Supreme Overlord of the People’s Democratic Website of Facebook Mark Zuckerberg has announced that the latest in a slew of unwanted features to the website will be a “socialist search”, intended to route out those who are either unfaithful to the regime, or are actually secret agents from the small Republic of Google+.
The new search tool will be usable both by administrators and users, with users encouraged to rat out their friends if they find subversive materials. It will scan the pages of users, as well as their interests, likes and chat history, in order to determine if they are secretly plotting to create a “1 million strong against the new layout” page whenever the company deigns to redesign itself again in accordance with its founding principles.
Supreme Overlord Zuckerberg announced the changes in a compulsory livestreamed address placed at the top of all users’ newsfeeds. “Subjects – er – users of the People’s Democratic Website of Facebook!” the dictator boomed, “I have come to announce great news!
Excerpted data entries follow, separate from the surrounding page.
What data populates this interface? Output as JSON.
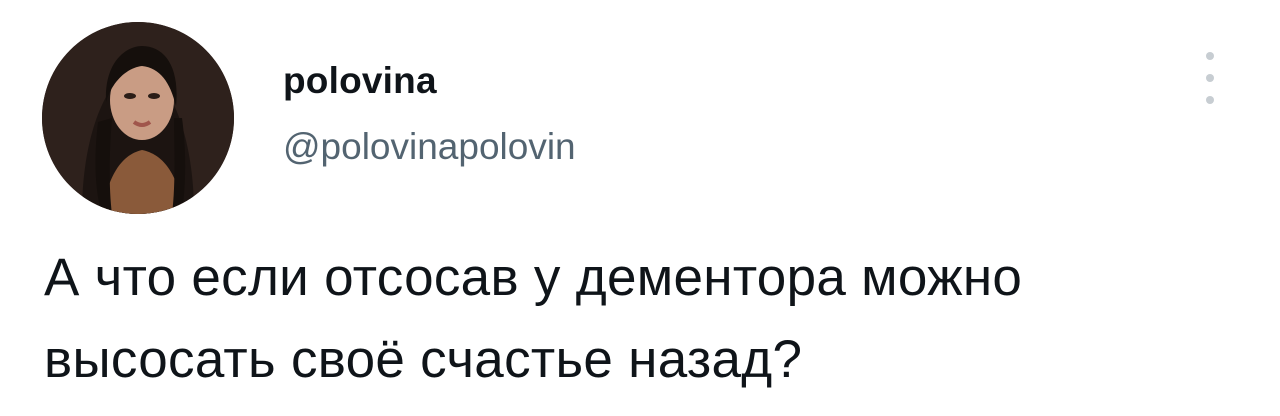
{
  "tweet": {
    "author": {
      "display_name": "polovina",
      "handle": "@polovinapolovin"
    },
    "text_lines": [
      "А что если отсосав у дементора можно",
      "высосать своё счастье назад?"
    ],
    "more_icon": "more-vertical-icon"
  }
}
Our fight against the subversive elements from Google+ and the Myspace Rebels has taken a turn for the better! From today, all users will be able to help in the glorious battle to rid ourselves of these socialist menaces, with their ideas of “user-input” and “not being evil”! We are one billion strong! We shall be one billion more! All shall tremble before us! Like if you agree! Comment if you will be joining the fight! Share for extra Farmville bread rations!”
The site’s users momentarily glanced up at Zuckerberg, before promptly ignoring him and going off to sign petitions against the vast curbs on civil liberties imposed by the US government.